1. Writing your Critique

Focus your attention on the research methodology more than the research idea. Your critique will probably be on the order of two to three pages although there will be exceptions. In your critique you must at least answer the following questions (depending on the paper, there will be other things to discuss as well).

2. Reproducing Results

Pick one or two experiments from the paper and try to reproduce the tests and measurements. Undoubtedly you will have difficulty actually reproducing the results.
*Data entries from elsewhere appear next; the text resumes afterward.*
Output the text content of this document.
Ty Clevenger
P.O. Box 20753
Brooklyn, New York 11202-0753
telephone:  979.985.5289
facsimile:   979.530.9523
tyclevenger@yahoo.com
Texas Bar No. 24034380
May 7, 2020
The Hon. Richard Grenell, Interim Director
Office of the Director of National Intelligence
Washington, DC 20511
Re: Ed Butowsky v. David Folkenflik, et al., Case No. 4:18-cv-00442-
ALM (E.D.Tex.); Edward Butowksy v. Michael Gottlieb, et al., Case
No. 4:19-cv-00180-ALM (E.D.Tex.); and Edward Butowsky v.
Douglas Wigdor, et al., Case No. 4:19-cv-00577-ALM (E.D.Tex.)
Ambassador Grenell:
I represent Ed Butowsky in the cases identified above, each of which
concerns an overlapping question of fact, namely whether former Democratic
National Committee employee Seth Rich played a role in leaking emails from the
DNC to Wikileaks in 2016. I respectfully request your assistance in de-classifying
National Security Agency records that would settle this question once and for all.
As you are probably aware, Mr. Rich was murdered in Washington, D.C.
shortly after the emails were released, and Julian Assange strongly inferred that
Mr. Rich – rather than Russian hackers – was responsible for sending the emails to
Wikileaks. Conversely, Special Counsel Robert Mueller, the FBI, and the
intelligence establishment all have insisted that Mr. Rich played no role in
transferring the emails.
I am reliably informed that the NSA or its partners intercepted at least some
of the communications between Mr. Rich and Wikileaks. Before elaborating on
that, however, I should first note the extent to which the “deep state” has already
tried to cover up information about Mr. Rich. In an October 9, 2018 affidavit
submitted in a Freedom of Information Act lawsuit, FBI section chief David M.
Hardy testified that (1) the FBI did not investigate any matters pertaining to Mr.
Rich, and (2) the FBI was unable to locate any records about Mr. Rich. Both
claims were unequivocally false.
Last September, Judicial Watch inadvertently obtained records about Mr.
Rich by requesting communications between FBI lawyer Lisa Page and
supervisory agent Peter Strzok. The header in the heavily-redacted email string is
This is OK. You will be graded on how you approach the reproduction, how carefully and fairly you compare your experience with that of the authors, and how completely you can state the assumptions that you had to make. The goal of this exercise is to understand systems research, writing, and reproducibility.

Be careful to articulate any hidden assumptions that you make. Think hard about how to interpret your results given different hardware and software configurations. You may take advantage of data and/or tools that have been made available by the authors, but you may not do so to the extent that there is no work left to the assignment.

What to turn in:

Critique Addendum

Discuss your results and how and why they differ from those published. Then add a few paragraphs to your critique discussing the reproducibility of the results. Comment on whether or not your assessment of the paper changed after trying to reproduce the results.

Suggested Papers

Here are some suggested papers. If you chose something not on this list, check with at least one of us before beginning the assignment to make sure that the task you are undertaking is reasonable.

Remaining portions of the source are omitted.